Johnson won the 2019 election with his promise to Get Brexit Done. In the year that followed, the negotiations with the EU stumbled on with the prospect of no deal resulting. After many Tory concessions, and the sacking of Dominic Cummings, who was considered to be an obstacle to an agreement, a deal was finally agreed on Christmas Eve. When it came to a parliamentary vote Starmer insisted that Labour MPs support the deal, while voicing some limited criticisms. 36 Labour MPs abstained and one voted against. Because of the feebleness of the opposition, it was no surprise that, as the first opinion polls of 2021 appeared, that Labour and the Tories were neck and neck, despite a year of government incompetence, U-turns and irresponsibility.

At a time when social decomposition is accelerating and with the bourgeoisie's loss of control of its political apparatus. Labour is riven with divisions and is not presenting itself as a coherent opposition, despite Starmer's attempts to appear as a figure of sanity against the chaos of Johnson's government. As the Labour purges continue, groups like the Socialist Workers Party are saying that people should leave Labour, while other groups, embedded in the party, continue their perpetual work to stop Labour's 'drift to the right'.

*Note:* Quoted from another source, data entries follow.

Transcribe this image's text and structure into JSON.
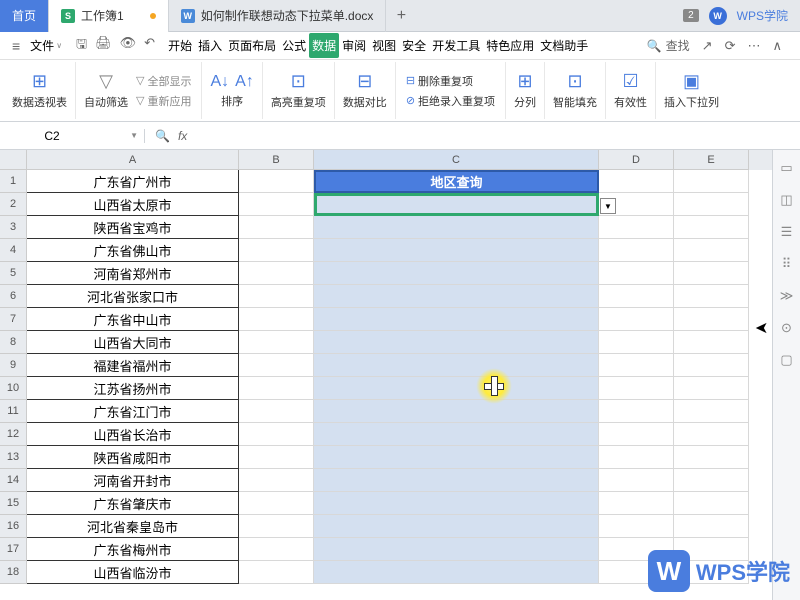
{
  "tabs": {
    "home": "首页",
    "workbook": "工作簿1",
    "doc": "如何制作联想动态下拉菜单.docx",
    "badge": "2",
    "wps_label": "WPS学院"
  },
  "menu": {
    "file": "文件",
    "items": [
      "开始",
      "插入",
      "页面布局",
      "公式",
      "数据",
      "审阅",
      "视图",
      "安全",
      "开发工具",
      "特色应用",
      "文档助手"
    ],
    "search": "查找"
  },
  "ribbon": {
    "pivot": "数据透视表",
    "autofilter": "自动筛选",
    "show_all": "全部显示",
    "reapply": "重新应用",
    "sort": "排序",
    "highlight_dup": "高亮重复项",
    "data_compare": "数据对比",
    "del_dup": "删除重复项",
    "reject_dup": "拒绝录入重复项",
    "text_to_col": "分列",
    "smart_fill": "智能填充",
    "validation": "有效性",
    "insert_dropdown": "插入下拉列"
  },
  "formula_bar": {
    "name_box": "C2",
    "fx": "fx"
  },
  "sheet": {
    "cols": [
      "A",
      "B",
      "C",
      "D",
      "E"
    ],
    "c1_header": "地区查询",
    "rows": [
      "广东省广州市",
      "山西省太原市",
      "陕西省宝鸡市",
      "广东省佛山市",
      "河南省郑州市",
      "河北省张家口市",
      "广东省中山市",
      "山西省大同市",
      "福建省福州市",
      "江苏省扬州市",
      "广东省江门市",
      "山西省长治市",
      "陕西省咸阳市",
      "河南省开封市",
      "广东省肇庆市",
      "河北省秦皇岛市",
      "广东省梅州市",
      "山西省临汾市"
    ]
  },
  "watermark": "WPS学院"
}
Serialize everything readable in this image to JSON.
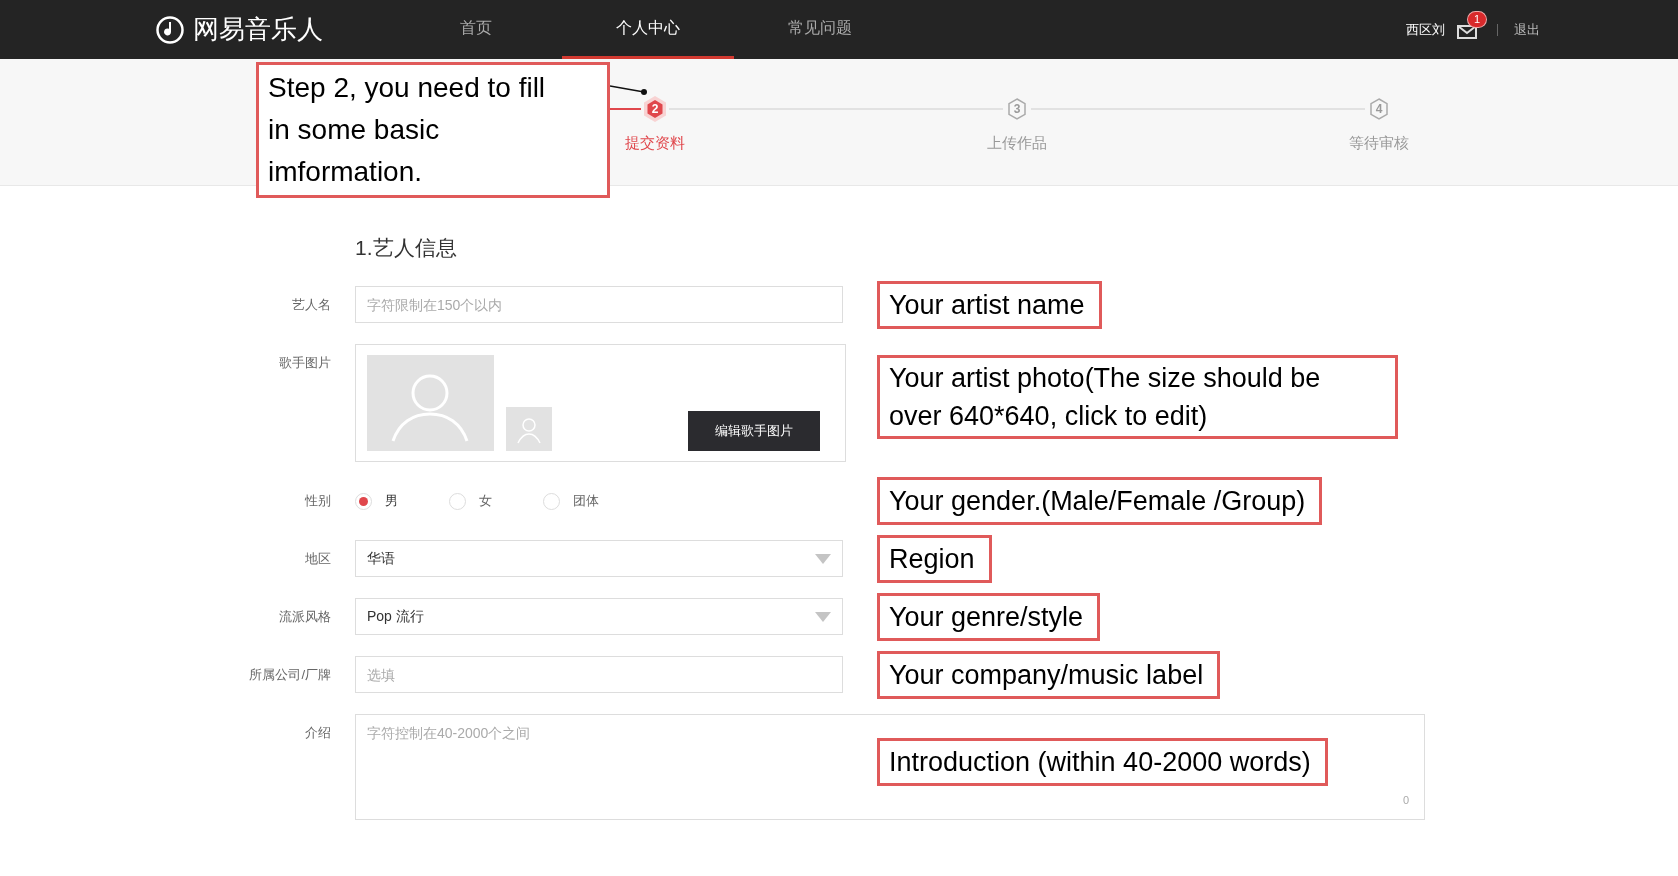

Labour, once a party of the working class, changed camp and performed an important role for British capitalism during the First World War when it supported British imperialism and was part of the recruitment drive to enlist workers for the slaughter. When the Labour Party adopted its constitution in 1918, its famous Clause IV confirmed its commitment to the management of British state capitalism. Whether in government or opposition and regardless of whether its leader has come from right or left of the party, it has continued to play an essential role in the British bourgeoisie's political apparatus. In opposition it can pose as an alternative to the government, in government it pursues policies appropriate to the needs of capitalism. When the Labour Party is divided, the working class has no interest in supporting it, and revolutionaries warn workers not to support any of the squabbling factions. Instead, it is necessary to show how Labour acts against the interests of the working class and expose its role in the service of capital.

Back in the 1970s and 80s the bourgeoisie was able to deploy its parties in response to, or in anticipation of the struggles of the working class. With the decomposition of capitalism over the last 30 years, there has been a strong tendency for capital to lose control of its political machinery. In recent years, across Europe, as an expression of this tendency, we have seen many social democratic parties in decline and/or disarray. In Britain we are not only seeing the chaotic approach of the government but also a social democratic opposition which, because of its divisions, is having the greatest difficulty in fulfilling the role required of it by capital.